このほか、現在、日本で誰でも受けられる遺伝子パネル検査としては、岡山大学病院や香川大学病院などで実施されている「P5がんゲノムレポート」があります。現在承認されている抗がん剤に関連するドライバー遺伝子のほか、論文などの根拠に基づいて選択された52種類の遺伝子を調べられ、こちらも医療機関によって検査料金は異なりますが、おおむね40~50万円となります。

さらに、聖路加国際病院などで実施されている「PleSSision」は160種類の遺伝子を調べられて、料金の目安は約70万円。順天堂大学で提供されている「MSK-IMPACT」は468種類を調べられて、料金の目安はおよそ60万円となります(詳細は表を参照)。

遺伝子パネル検査を受けたい患者さんはまず、主治医や病院スタッフから検査内容について説明を受ける必要があります。検査内容や料金に納得・同意後、手術や生検によりがん組織を採取します。がん組織は遺伝子パネル検査を行うためのラボに送られ、そこでNGSにより遺伝子の塩基配列を読み取ります。解析結果を基に主治医と患者さんが相談した上で、治療方法が決まるという仕組みです。今のところ、がん組織の採取から解析結果の判明まで1カ月程度かかるのが普通です。

日本で利用できる遺伝子パネル検査

検査名実施機関解析遺伝子数料金
OncoPrime千葉大学、京都大学、岡山大学など210約90万円
P5がんゲノムレポート岡山大学、香川大学など52およそ40~50万円
PleSSision聖路加国際病院、金沢医科大学など160約70万円
MSK-IMPACT東北大学、順天堂大学など468約60万円

*料金は実施する医療機関によって異なります
*P5がんゲノムレポートは解析遺伝子数を増やした検査を2018年夏に追加予定

抗がん剤の効果を高められる

抗がん剤の開発は進んできましたが、最近に至るまで抗がん剤の有効率が30%程度と報告されることは珍しくなく、この場合、3人に2人はせっかく投与した抗がん剤が役に立っていないわけです。それが遺伝子パネル検査の利用により、有効率を飛躍的に高められる可能性があります。一方で、本格的な導入が始まってからまだ数年しか経っていない遺伝子パネル検査には、課題もあります。

まず、遺伝子パネル検査を行ったからといって、必ずしも最適な治療法が見つかるわけではありません。100種類以上の遺伝子を調べても、がん発症の原因となっている遺伝子異常が見つからない場合も少なくありません。

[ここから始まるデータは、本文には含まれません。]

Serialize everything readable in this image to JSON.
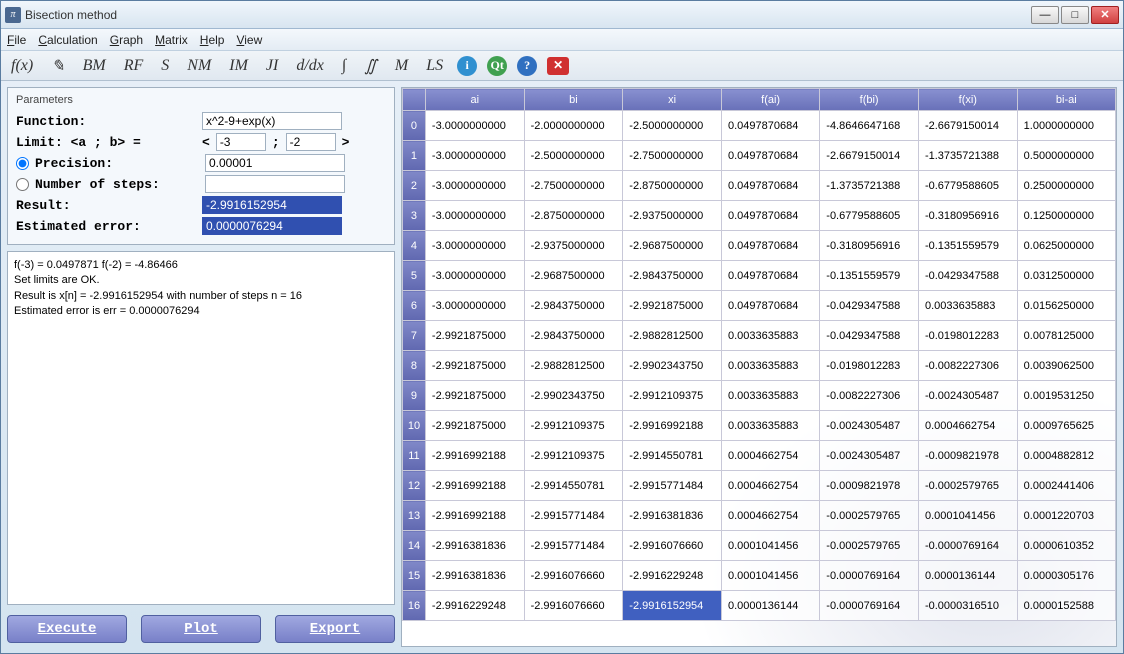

また、遺伝子異常が見つかっても、それに対応した抗がん剤が存在していないというケースもあり得ます。

検査費用が比較的高額である点も課題となっています。遺伝子パネル検査は日本ではまだ保険が適用されていないので、数十万円から100万円程度かかる検査費用は全額自己負担となってしまいます。厚生労働省が2017年5月に公表した「がんゲノム医療推進コンソーシアム懇談会」の報告書では、2018年度後半から2019年度前半にかけて遺伝子パネル検査を保険適用とする目標を掲げています。この動きに呼応するように中外製薬が2018年3月、癌遺伝子パネル検査「FoundationOne CDx」の承認申請を行いました。FoundationOneは米国では既に承認されており、日本でも承認後に保険適用が認められれば遺伝子パネル検査の普及が加速するのは確実です。